Living With A Child With ADHD
Living with an ADHD child can be difficult, but it is not impossible. Attention Deficit Hyperactivity Disorder affects 7% of American children; it can be disruptive to everyday life, but there are several coping strategies for both children and the parents of these children whom suffer from this condition.
ADHD affects the limbic system by repressing the release of neurological chemicals, resulting in symptoms such as difficulty paying attention, staying focused on tasks, restlessness, quick frustration and anger levels, and difficulty sleeping. Children can begin showing signs of ADHD as early as five years old, and if left untreated, the condition will be carried on into adulthood.
Because ADHD develops during early, school-aged children need intense support from parents and other adults to learn to manage the condition. Parents of these children often find themselves at their wits’ end, feeling helpless at their inability to help their child, and feeling like there is no one for them to turn to. There are tools out there available for ADHD children and their parents; these individuals are not lonely islands weathering the ADHD storm alone.
Plan activities carefully for and with a school-aged ADHD child. Activities that include scouting, team play, and hands-on aspects are extremely therapeutic for the child and can help them control their inattentiveness.
In scouting activities, such as “Hide and Go Seek” help strengthen focus; events such as scavenger hunts provide physical activity and competition, as well as peer interaction. Both of these styles of “finding” games should be done with an adult to provide guidance and model acceptable behaviors; try involving the whole family for these activities to make them more fun for everyone.
Team sports are a fantastic therapeutic tool for an ADHD child; not only do they provide a high level of energy and physical activity; they encourage proper social behavior patterns in a group of peers and other vital social skills. Be sure to enroll your child in a sport that they are interested in, because this helps them focus and keep attention. If they are more interested in solitary games such as bowling, suggest bowling with a team so that these skills are still introduced.

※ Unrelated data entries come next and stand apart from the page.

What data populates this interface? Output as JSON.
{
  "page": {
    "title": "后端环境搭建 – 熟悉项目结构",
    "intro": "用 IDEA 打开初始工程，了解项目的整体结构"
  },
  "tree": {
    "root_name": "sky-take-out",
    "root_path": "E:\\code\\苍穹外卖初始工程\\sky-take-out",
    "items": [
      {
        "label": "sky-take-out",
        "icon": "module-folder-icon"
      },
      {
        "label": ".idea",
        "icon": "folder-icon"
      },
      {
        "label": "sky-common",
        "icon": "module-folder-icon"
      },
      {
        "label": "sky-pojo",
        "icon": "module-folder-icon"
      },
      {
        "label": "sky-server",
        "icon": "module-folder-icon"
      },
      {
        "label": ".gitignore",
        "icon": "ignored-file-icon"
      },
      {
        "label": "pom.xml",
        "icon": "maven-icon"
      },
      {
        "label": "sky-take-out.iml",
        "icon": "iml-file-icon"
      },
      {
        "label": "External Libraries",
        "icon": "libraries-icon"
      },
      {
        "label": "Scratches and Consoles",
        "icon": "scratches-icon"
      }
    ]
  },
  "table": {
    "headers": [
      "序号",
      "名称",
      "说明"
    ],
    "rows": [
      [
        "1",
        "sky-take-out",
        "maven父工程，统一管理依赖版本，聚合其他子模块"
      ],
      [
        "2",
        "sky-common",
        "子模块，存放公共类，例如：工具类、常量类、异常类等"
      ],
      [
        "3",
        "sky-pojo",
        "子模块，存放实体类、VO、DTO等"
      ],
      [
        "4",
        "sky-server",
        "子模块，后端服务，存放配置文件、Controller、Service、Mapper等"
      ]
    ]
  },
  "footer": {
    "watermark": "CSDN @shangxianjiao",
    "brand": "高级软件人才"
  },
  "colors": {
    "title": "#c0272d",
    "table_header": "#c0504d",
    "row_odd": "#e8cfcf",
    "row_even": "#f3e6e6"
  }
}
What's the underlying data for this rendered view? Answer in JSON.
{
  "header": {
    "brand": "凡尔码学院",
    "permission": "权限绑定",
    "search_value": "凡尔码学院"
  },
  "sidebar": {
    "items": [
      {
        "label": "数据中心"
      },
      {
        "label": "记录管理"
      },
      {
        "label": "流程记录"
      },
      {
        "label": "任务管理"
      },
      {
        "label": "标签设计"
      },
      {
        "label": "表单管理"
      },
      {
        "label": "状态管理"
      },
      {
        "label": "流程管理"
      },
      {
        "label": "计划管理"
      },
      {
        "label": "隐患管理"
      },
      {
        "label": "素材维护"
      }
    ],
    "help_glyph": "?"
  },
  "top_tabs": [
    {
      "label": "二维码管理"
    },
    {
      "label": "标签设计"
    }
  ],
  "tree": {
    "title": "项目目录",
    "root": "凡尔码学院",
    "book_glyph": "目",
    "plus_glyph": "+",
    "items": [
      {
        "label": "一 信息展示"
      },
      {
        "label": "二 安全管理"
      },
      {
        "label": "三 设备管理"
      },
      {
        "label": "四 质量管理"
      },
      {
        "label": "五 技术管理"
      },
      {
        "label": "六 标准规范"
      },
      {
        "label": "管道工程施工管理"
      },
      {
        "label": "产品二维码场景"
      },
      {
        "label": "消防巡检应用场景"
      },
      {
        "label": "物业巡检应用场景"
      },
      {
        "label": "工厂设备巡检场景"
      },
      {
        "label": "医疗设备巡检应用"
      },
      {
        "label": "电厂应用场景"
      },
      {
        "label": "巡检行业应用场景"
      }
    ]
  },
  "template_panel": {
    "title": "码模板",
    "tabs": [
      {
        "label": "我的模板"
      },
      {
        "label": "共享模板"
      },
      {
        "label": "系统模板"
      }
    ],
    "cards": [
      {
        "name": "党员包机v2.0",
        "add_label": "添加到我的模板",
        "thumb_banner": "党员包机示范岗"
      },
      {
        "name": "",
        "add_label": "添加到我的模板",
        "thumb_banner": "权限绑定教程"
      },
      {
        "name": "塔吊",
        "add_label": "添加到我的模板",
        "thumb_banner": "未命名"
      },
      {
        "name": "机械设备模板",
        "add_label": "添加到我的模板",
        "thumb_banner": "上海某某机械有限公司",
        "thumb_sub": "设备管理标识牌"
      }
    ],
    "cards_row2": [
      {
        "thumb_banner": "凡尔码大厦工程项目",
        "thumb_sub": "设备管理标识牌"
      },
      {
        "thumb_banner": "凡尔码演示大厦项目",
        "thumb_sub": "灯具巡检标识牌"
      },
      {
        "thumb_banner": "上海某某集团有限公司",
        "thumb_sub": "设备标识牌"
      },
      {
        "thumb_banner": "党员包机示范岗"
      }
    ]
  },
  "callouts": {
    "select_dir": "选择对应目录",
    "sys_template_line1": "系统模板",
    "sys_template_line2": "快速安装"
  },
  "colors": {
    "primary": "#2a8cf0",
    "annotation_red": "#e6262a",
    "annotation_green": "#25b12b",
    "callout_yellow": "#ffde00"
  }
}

Hands-on activities such as Lego building and jigsaw puzzles help hone fine motor skills and concentration, both of which can be a challenge for an ADHD child. These activities encourage finite space and turning ideas into physical reality. Start out with fairly easy projects and let your child work his or her way up to more difficult puzzles.
All of these activities can be molded to fit into homework application. If your child has a math assignment, pull out tools to help him or her visualize the problem. Use eggs in a carton for addition, jellybeans for subtraction, elbow macaroni for multiplication, or peanut butter and jelly sandwiches for division. If writing or reading is the assignment at hand, try to act out the scenarios as a family play, or relate the concepts to some event that has occurred in the child’s life. For instance, “Remember the time Uncle Tom used my car, and he didn’t bring it back when he said he would? That is like what Suzie is feeling in your story when Tommy won’t bring her toy back.” This kind of modeling again reinforces real world applications.
In the classroom, make sure your child’s teacher is aware of your child’s diagnosis. They are an integral part in your child’s world, and they are a large part of your child’s education. Share with them what works and what does not work for your child. Perhaps they need to work with their hands to solve math problems, or they need to read a story out loud while standing to fully digest a reading passage. Discuss with your child and the teacher coping strategies for high frustration situations. Perhaps your child responds best when they take a five minute breather, or maybe after having taken a five minute walk outside in the fresh air. It is important that your child knows that the coping strategies he or she uses at home can be applied in the real world (at school, in this case); this strengthens his or her confidence in their ability to manage their symptoms.
Coping with ADHD is a process of trying new things to see what works and what doesn’t. Each child is different, so if one suggestion doesn’t work, throw it out and try something else. The most important thing you can do as a parent is be supportive to your child. Never give up; there is something out there that will work for your child. Learn all you can along the way.